57 Tex. 644 | Tex. | 1882
There is no testimony in the record tending to show that the property upon w'hich the mechanic’s lien is sought in this cause to be foreclosed was fche homestead of the appellant, and it therefore becomes unimportant to inquire whether any difference exists between a married woman’s power to create a mechanic’s lien upon a homestead, her separate property, and her power to create such a lien, upon any other of her separate property, when she and her husband are living separate.
The first necessary inquiry in this cause is, was the power of attorney executed by the appellant to E. W. Shands valid, in the absence of the signature and consent of her husband?

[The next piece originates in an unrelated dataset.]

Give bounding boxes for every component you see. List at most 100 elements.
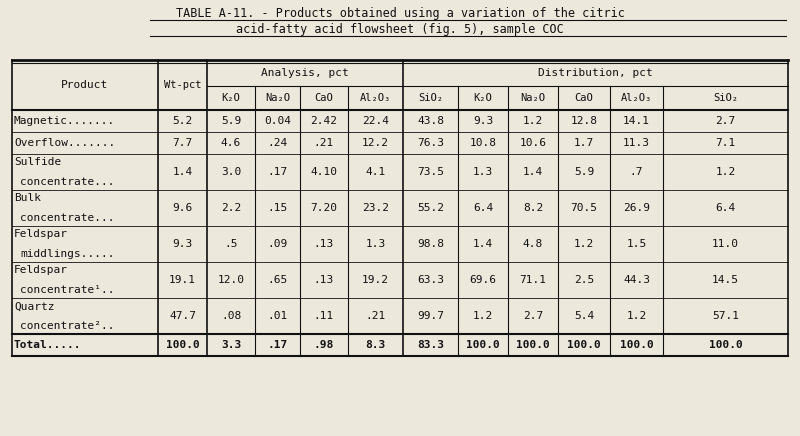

The record shows that at the time the power of attorney to Shands was executed by her, she was a married woman; but that about two years prior to that time, her husband, who was an officer in the United States army, went to California, she remaining in Washington City; that they never lived together afterwards, and that some time during the month succeeding that in which the power of attorney to Shands was executed, the - appellant was divorced from her husband. The cause of their separation was not shown; neither is it shown that their separation when first made was not intended to be final, nor that her husband in any manner contributed to her support or managed her business.
The state of facts exhibited by the record, under the repeated decisions of this court, we are of opinion, authorized the appellant to do all such acts in reference to her separate property as were necessary for its preservation and her support. Wright v. Hays, 10 Tex., 130; Butler v. Robertson, 11 Tex., 143; Fullerton v. Doyle, 18 Tex., 4; Cheek v. Bellows, 17 Tex., 613. It clearly appears, even from the letters of the appellant, that the repairs to her separate property, upon which the claim in this cause is founded, were necessary, if not indispensable, to its preservation and use.
The remaining inquiry is, did the power of attorney to Shands authorize him to make the contract under which the lien in this cause is claimed?
The power of attorney authorized him “to take general charge and control of my real estate in the city of Austin, Texas, to rent or lease the same, and collect and receipt for all money arising from the same, to make the necessary repairs to dwellings and fences to place same in thorough repair, and to pay over such sums out of the rental arising as may be' necessary to pay off the cost of such repairs; also to bargain, sell, convey and deliver lot or lots out of said property by warranty deed or otherwise, giving and granting to-my said attorney full power and authority to do and perform all and every act and thing whatsoever requisite and necessary to be done in and about the premises, as fully to all intents and purposes as I might or could do if personally present at the doing thereof.”
The power thus given is very broad, and certainly authorized the attorney in fact to contract for the making of such repairs as were necessary, and it does not appear that he exceeded this; but it is claimed that he was only authorized to make such repairs as could be paid for out of the rents of the premises, and that he was not authorized to have the repairs made upon a credit and give a lien upon the property to secure the cost thereof.
It appears from the record that the property was in a “ dilapidated condition,” and that two years before Shands made the contract by which the property was to be placed in order for $6T5, the appellant herself had taken the estimates of carpenters as to the cost of such repairs as weré needed, and that the lowest estimate then made was $1,000.
The agent, by the instrument, was empowered to sell the property, and to do all such acts as his principal could do, in reference to the matters contemplated by the power of attorney, and one of these acts was to cause the property to be thoroughly repaired.
A construction of the clause in question which would make it one of limitation of power, rather than one extending or exceeding the powers conferred in the other parts of the instrument, would, in our opinion, be at variance with the true intent of the maker of the instrument.
There being no error in the judgment, it is affirmed.
Affirmed.
[Opinion delivered October 24, 1882.]